London Investment Looks The Sick Man Of Europe Next To Big Rivals
In the 1960s and '70s, Britain was often referred to as “the sick man” of Europe, so dysfunctional had its economy become. Today, the London and UK real estate investment market is looking ill next to its large European rivals in Germany and France, partly due to its response to the actual virus afflicting the world.
The €33B (£30B) invested in Germany in the first half of the year was 50% higher than the €22B invested in the UK, according to data from Real Capital Analytics. The perception is that for many months, capital markets were closed around the world as a result of the coronavirus pandemic, but Germany’s figure represents a 16% increase in deals against the same period last year, compared with a 15% drop in the UK. The market there is very much open, with Germany accounting for 30% of all European deals, an increase on the long-term average.
London also fell behind Paris in the ranking of city investment in the first half, with €10B invested in the French capital vs €9B in its UK equivalent. While France has also been badly affected by COVID-19 in comparison to Germany, the market is seen as having a momentum behind it that London lacks, as a result of investment in the city’s infrastructure ahead of the 2024 Olympics.
“The disconnect between Germany and London is stark,” CBRE Global Investors Head of UK Strategy and Research Andrew Angeli said. “Discounts are being demanded in the UK, and whilst in Paris or Munich you are now at or better than pre-COVID pricing, in London that’s not true.”
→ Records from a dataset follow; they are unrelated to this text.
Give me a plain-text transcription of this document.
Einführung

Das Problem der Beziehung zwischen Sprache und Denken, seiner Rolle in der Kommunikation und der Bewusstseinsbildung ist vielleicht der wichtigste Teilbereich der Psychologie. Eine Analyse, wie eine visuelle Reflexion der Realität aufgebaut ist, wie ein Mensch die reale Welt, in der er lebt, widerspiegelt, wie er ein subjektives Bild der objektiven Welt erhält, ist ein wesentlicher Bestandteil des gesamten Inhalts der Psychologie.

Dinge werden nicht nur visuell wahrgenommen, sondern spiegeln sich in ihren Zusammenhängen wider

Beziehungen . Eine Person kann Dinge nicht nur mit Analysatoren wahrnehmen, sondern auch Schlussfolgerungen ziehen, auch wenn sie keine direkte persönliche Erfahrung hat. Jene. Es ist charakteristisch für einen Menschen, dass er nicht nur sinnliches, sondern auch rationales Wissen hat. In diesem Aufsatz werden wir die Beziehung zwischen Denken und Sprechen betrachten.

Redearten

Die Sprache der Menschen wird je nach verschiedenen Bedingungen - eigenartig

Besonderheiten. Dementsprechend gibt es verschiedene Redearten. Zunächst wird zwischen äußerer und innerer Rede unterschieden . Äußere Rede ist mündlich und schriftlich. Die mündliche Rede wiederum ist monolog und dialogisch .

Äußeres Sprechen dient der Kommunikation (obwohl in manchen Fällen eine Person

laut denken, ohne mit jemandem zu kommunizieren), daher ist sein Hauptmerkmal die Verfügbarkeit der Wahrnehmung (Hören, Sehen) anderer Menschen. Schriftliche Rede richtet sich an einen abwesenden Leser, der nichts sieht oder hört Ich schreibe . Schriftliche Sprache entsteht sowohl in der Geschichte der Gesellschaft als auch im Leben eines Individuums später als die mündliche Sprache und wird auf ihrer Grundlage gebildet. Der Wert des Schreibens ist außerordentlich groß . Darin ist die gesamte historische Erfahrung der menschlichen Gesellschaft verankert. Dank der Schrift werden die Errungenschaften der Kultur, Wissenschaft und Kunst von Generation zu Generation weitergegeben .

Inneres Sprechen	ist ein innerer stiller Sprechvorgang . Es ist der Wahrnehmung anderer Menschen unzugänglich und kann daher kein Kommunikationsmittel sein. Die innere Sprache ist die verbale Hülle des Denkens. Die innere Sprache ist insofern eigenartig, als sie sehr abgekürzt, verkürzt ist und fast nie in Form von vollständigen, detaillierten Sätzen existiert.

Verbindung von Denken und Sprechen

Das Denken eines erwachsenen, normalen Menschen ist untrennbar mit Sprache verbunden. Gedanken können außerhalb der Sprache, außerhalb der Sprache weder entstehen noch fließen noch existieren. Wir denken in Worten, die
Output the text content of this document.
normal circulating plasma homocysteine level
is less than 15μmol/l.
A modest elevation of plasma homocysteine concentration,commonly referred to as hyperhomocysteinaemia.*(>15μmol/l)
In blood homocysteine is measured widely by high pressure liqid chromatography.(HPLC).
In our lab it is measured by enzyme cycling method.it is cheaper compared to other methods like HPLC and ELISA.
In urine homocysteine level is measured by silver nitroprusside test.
There are many reasons for this, but RCA said the way Germany has handled the pandemic is significant.
“Germany’s response to the COVID-19 pandemic was, in terms of the number of cases and deaths per capita, more effective than Europe’s other largest economies, namely the UK, France, Italy and Spain,” RCA Senior Director of EMEA Analytics Tom Leahy said. “From a commercial property perspective, the lockdown was both less severe and shorter than in the UK, for example. For a physical asset, this can make the difference between deals being completed or not.”
Leahy pointed to Google mobility data that showed the public travelling far more for work and leisure in Germany compared to the UK. That makes it easier to determine how much people will use a property in the post-pandemic era, whether it will remain in demand, and so how much to pay for it.
On a basic level, it also makes it easier to physically inspect a property, which remains a key element of getting a deal done. And in that sense, Germany’s deep domestic investor base has been a lifeline, with more than 60% of deals in the first half involving both the buyer and seller being from Germany.
“The fact that German investors, both listed and institutional, have continued to buy German property contrasts starkly with the UK, where domestic investment levels have plunged in the face of the COVID-19 crisis,” Leahy said. “This also reflects the difficulties presented by the travel restrictions, which have left a substantial shortfall in city markets that are most dependent on overseas money.”
And because of its more robust economy, Germany was able to provide a much larger stimulus package than other European nations, equating to 13% of gross domestic product, compared to 8% in the UK and 4% in France, Leahy said.
Q2 was the worst quarter ever for central London office deals, RCA data showed, with the dearth of international investors a particular problem for this market.
“The UK has always attracted overseas capital. Post-[global financial crisis], this influx helped liquidity in the bigger cities, especially London, which led to faster price recovery,” Leahy said. “The ongoing restrictions on movement may mean that this beneficial overseas capital flow may not move in to support pricing once markets reopen. In addition, worsening political relations with China would seem to limit or even preclude investment from Chinese entities and, by extension, Hong Kong firms. Hong Kong capital had helped London ride through earlier Brexit bumps.”
RCA also pointed to the example of Denmark as a country which has dealt well with the impact of the coronavirus, and seen investment perform well as a result — the €3.1B invested in the first half in Denmark is almost double the figure for the same period in 2019.
“That the Danish commercial property market has remained relatively open may be due, in part, to the way the country has handled the viral outbreak,” Leahy said. “Cases and deaths per million are below most other European countries and Google mobility data show the scale of lockdown was less severe and shorter than some other western European countries.”
It is overly simplistic to put the difference between investment volumes in the UK and Germany entirely down to the handling of the coronavirus, and across Europe, the correlation between the two things is not exact.
What’s more, the UK market is clearly starting to open up, with £1.3B of deals completed in London since the start of July, RCA said.
But the facts are stark. Germany is emerging from the coronavirus as Europe’s real estate investment powerhouse.